Highlights & Insights¶
- The discovery of the outlier–color information correlation is insightful and offers a new perspective on outlier handling in quantization.
- The piecewise quantization approach is simple yet effective, decomposing a difficult single-interval quantization problem into two simpler sub-problems.
- No GT data required: PTQ relies solely on low-resolution calibration images, substantially lowering the barrier to deployment.
- The 75× speedup over QAT methods offers significant practical value.
Limitations & Future Work¶
- The breakpoint position \(bp\) (fixed at the 99th percentile) may not be globally optimal; adaptive selection warrants investigation.

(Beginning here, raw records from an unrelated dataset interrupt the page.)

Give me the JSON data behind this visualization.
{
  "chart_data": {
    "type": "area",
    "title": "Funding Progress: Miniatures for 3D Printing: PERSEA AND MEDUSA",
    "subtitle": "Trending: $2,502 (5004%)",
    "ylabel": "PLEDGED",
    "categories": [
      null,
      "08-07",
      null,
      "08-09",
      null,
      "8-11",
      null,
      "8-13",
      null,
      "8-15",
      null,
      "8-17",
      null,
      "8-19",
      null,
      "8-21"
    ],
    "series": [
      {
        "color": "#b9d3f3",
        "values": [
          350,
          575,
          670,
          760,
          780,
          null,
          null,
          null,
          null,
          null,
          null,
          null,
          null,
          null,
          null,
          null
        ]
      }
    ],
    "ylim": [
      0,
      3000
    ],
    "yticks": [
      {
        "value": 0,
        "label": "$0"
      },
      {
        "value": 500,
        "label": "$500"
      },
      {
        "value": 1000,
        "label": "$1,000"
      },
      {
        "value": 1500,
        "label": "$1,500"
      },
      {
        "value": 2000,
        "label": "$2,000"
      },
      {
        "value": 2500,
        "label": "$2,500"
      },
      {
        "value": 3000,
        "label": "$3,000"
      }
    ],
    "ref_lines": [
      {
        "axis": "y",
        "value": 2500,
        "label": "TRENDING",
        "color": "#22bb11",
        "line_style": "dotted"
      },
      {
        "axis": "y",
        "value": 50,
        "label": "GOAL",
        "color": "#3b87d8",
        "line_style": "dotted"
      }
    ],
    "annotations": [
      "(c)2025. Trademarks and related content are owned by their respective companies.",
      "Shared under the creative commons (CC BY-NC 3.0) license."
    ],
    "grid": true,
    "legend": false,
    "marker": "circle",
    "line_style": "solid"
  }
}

- Validation is limited to classic SR architectures (EDSR, RDN, SRResNet); experiments on Transformer-based SR models (e.g., SwinIR) are absent.
- The dual-region partition is fixed; finer-grained multi-region strategies could be explored.
- Hardware compatibility of piecewise quantization in practical deployment requires further verification.
Related Work & Insights¶
- The dual-region quantization idea is transferable to other quantization tasks involving outliers (e.g., KV-cache quantization in LLMs).
- The sensitivity-aware strategy can be generalized to bit-width allocation decisions in mixed-precision quantization.
- The outlier–color correlation finding may have reference value for quantization in other image generation and restoration tasks.
Rating¶
- Novelty: ⭐⭐⭐⭐ — The outlier–color correlation finding and the dual-region strategy are genuinely novel.
- Experimental Thoroughness: ⭐⭐⭐⭐ — Multi-model, multi-dataset validation with comprehensive PTQ/QAT comparisons, ablation studies, and visual analysis.
- Writing Quality: ⭐⭐⭐⭐ — The observation→motivation→method narrative flows naturally, with clear figures and tables.
- Value: ⭐⭐⭐⭐⭐ — An efficient PTQ solution of high practical value for SR model deployment.